Cancer Research UK (CRUK) has seen £45 million slashed from its research budget this year – around half of what is normally expected to be spent, the charity has said.
The shortfall has meant that a number of life-saving projects and hundreds of world-class scientists have been left unfunded.
According to the charity, the drop comes on top of the £44 million cut made to current grants at the start of the pandemic and the charity not being able to fund any new clinical trials this year.
The new cuts have led to 24 fewer research programmes, 68 fewer projects and 12 fewer fellowships, and Cancer Research UK (CRUK) says there will be around 328 fewer researchers working on their research.
The charity says that a shrinking research portfolio will not only slow down future breakthroughs for people with cancer, but also risks seriously reducing the chances of reaching the goal of three in four surviving their cancer by 2034.
CRUK said that due to the drop in income over the pandemic, around 100 fewer grants will be funded.
It warned that dealing with the challenge of the drop in fundraising, it will have to continue looking at ongoing reductions in other parts of the research budget.
The new cuts are the first phase of the dramatic reduction in research spend the charity previously warned may be necessary.
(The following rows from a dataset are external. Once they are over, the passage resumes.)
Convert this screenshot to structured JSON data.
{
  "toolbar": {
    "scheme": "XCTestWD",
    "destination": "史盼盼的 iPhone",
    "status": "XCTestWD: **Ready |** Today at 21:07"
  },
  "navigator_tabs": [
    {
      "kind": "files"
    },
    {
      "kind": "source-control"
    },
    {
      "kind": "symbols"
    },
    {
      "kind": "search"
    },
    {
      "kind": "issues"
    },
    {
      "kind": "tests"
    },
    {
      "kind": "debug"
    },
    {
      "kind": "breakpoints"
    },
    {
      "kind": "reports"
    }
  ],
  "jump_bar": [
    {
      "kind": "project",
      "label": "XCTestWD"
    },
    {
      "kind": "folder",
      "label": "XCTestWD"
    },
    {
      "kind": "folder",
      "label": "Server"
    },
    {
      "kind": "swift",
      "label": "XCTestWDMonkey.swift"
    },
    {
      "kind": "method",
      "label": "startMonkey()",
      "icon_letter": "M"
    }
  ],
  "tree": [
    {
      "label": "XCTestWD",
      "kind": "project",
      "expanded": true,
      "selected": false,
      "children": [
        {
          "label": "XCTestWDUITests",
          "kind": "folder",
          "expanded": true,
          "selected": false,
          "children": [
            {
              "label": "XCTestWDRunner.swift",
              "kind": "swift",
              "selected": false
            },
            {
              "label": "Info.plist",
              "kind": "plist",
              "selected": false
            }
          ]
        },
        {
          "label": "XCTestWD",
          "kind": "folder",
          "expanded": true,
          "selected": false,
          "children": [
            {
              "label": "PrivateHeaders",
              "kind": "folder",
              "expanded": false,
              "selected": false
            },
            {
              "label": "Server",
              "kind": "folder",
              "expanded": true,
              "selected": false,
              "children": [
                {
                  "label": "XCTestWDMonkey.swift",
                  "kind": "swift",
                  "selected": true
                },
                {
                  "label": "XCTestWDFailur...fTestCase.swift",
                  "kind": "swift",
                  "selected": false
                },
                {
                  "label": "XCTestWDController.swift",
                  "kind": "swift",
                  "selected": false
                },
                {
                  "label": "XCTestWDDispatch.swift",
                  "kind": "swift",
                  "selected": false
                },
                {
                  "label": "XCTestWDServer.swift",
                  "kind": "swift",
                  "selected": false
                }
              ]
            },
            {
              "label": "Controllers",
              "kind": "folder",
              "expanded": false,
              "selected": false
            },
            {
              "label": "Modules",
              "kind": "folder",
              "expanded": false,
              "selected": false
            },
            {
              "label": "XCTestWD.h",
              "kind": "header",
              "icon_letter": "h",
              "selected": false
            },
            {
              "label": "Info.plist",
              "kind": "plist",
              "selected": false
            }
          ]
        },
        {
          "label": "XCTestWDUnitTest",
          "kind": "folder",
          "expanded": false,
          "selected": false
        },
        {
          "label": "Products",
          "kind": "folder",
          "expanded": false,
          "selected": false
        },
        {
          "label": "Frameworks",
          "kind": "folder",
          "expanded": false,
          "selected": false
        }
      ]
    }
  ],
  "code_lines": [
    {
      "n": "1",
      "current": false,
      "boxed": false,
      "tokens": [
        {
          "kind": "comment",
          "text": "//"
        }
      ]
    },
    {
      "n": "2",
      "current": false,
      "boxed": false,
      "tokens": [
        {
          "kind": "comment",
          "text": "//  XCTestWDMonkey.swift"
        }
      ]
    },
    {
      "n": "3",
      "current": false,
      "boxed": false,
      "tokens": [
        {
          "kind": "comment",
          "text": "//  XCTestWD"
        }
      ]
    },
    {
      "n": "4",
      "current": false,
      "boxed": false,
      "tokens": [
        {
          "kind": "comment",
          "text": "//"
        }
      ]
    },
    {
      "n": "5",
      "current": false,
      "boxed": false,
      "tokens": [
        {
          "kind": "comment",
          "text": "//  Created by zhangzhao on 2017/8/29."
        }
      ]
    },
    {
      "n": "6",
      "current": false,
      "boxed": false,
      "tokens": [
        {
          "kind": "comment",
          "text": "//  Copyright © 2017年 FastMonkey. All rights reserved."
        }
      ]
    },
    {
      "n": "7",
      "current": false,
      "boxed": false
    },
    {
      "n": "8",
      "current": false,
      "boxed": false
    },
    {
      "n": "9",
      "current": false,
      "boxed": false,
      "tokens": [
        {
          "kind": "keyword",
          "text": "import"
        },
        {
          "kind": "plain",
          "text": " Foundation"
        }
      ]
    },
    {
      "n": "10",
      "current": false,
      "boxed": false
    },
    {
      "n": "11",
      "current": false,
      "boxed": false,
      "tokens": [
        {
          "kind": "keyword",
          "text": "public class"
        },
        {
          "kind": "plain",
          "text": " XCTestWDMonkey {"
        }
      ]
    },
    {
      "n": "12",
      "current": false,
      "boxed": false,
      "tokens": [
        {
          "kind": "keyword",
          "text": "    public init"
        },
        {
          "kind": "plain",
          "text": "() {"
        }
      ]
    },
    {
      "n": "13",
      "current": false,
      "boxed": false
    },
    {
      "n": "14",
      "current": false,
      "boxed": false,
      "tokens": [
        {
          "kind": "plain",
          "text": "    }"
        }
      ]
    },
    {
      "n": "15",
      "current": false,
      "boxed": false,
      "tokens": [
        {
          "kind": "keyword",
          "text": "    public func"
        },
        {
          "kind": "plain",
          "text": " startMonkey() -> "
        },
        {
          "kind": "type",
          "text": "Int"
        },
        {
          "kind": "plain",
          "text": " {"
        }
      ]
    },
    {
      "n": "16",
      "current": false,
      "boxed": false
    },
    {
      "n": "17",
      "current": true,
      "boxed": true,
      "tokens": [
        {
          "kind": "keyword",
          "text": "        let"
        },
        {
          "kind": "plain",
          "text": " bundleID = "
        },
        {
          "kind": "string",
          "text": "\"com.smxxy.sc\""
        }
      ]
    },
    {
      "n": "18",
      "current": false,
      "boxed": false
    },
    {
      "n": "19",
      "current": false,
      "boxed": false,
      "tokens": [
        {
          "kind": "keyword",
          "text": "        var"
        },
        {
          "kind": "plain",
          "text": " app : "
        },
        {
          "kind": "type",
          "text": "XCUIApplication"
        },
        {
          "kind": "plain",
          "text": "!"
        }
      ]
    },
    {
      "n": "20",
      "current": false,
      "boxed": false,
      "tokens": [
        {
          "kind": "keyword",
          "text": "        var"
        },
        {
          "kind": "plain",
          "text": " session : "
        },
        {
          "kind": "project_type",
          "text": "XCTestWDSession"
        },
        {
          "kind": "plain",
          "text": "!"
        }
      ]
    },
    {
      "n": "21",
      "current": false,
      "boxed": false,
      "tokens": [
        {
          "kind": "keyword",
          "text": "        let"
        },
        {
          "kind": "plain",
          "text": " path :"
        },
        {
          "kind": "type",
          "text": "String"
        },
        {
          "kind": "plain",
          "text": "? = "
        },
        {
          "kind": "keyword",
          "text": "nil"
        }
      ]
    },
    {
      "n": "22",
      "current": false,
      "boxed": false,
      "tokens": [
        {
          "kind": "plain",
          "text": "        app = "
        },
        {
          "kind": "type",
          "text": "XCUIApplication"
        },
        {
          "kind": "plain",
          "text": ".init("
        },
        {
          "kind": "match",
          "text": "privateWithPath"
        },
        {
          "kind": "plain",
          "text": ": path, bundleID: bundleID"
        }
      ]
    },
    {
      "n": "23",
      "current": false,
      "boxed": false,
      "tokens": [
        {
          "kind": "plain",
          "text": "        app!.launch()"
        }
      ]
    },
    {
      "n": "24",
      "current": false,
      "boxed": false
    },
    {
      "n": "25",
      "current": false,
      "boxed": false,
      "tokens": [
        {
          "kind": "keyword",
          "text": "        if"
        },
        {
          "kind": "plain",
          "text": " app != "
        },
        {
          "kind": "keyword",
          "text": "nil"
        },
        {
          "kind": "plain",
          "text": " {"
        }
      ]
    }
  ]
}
Similar reductions are going to be made at the next funding round in the spring unless the charity’s income gaps are plugged by government support or more charitable giving.
If nothing changes, CRUK could be spending £150 million less per year by 2024.
Michelle Mitchell, chief executive of Cancer Research UK, said: ‘Covid-19 has slowed down our efforts to beat cancer.
‘The closures of our charity shops and the cancellation of our fundraising events across the country means we have less money available for life-saving research, but we will never stop.
‘We still have great ambition, are still the largest charitable funder of cancer research in the world and will continue to fund the very best scientists in the UK and across the globe.
‘We have always relied on the generous donations of all our supporters but we need them now more than ever so we can continue to achieve these ambitions and so that, together, we can still beat cancer.’
Dr Iain Foulkes, executive director of research and innovation at Cancer Research UK, said: ‘The recent Government spending review was a step in the right direction for cancer services in the UK, but we need urgent clarification to what measures are being put in place to support medical research charities through the Life Sciences Charity Partnership Fund.
‘As a country that relies so heavily on charity-funded research, the UK risks weakening its reputation as a world-leader in science if charities don’t receive the right support.’